Longitudinal data is ubiquitous in research, and often complemented by
broad collections of static background information. There is, however, a
shortage of general-purpose statistical tools for studying the temporal
dynamics of complex and stochastic dynamical systems especially when
data is scarce, and the underlying mechanisms that generate the
observation are poorly understood. Contemporary microbiome research
provides a topical example, where vast cross-sectional and longitudinal
collections of taxonomic profiling data from the human body and other
environments are now being collected in various research laboratories
world-wide.
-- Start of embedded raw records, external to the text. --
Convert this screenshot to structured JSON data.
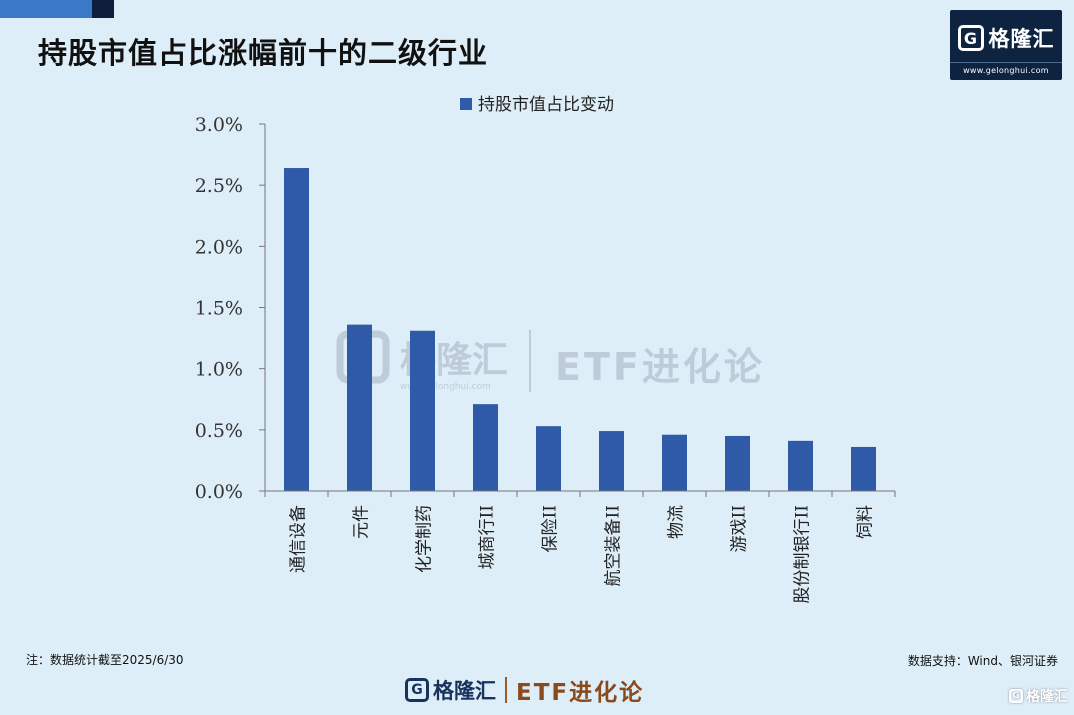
{
  "page": {
    "title": "持股市值占比涨幅前十的二级行业"
  },
  "brand": {
    "name": "格隆汇",
    "url": "www.gelonghui.com",
    "g_letter": "G"
  },
  "watermark": {
    "name": "格隆汇",
    "url": "www.gelonghui.com",
    "etf": "ETF进化论"
  },
  "chart_data": {
    "type": "bar",
    "legend": "持股市值占比变动",
    "legend_position": "top",
    "categories": [
      "通信设备",
      "元件",
      "化学制药",
      "城商行II",
      "保险II",
      "航空装备II",
      "物流",
      "游戏II",
      "股份制银行II",
      "饲料"
    ],
    "values": [
      2.64,
      1.36,
      1.31,
      0.71,
      0.53,
      0.49,
      0.46,
      0.45,
      0.41,
      0.36
    ],
    "ylim": [
      0,
      3.0
    ],
    "yticks": [
      "0.0%",
      "0.5%",
      "1.0%",
      "1.5%",
      "2.0%",
      "2.5%",
      "3.0%"
    ],
    "ytick_values": [
      0,
      0.5,
      1.0,
      1.5,
      2.0,
      2.5,
      3.0
    ],
    "grid": false,
    "colors": {
      "bar": "#2e5aa8",
      "axis": "#777777"
    }
  },
  "footer": {
    "note": "注：数据统计截至2025/6/30",
    "source": "数据支持：Wind、银河证券",
    "logo_name": "格隆汇",
    "logo_etf": "ETF进化论",
    "badge": "格隆汇"
  }
}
Many classical algorithms rely on long and densely sampled
time series, whereas human microbiome studies typically have more
limited sample sizes, short time spans, sparse sampling intervals, lack
of replicates and high levels of unaccounted technical and biological
variation. We demonstrate how non-parametric models can help to quantify
key properties of a dynamical system when the actual data-generating
mechanisms are largely unknown. Such properties include the locations of
stable states, resilience of the system, and the levels of stochastic
fluctuations. Moreover, we show how limited data availability can be
compensated by pooling statistical evidence across multiple individuals
or studies, and by incorporating prior information in the models. In
particular, we derive and implement a hierarchical Bayesian variant of
Ornstein-Uhlenbeck driven t-processes. This can be used to characterize
universal dynamics in univariate, unimodal, and mean reversible systems
based on multiple short time series. We validate the model with
simulated data and investigate its applicability in characterizing
temporal dynamics of human gut microbiome.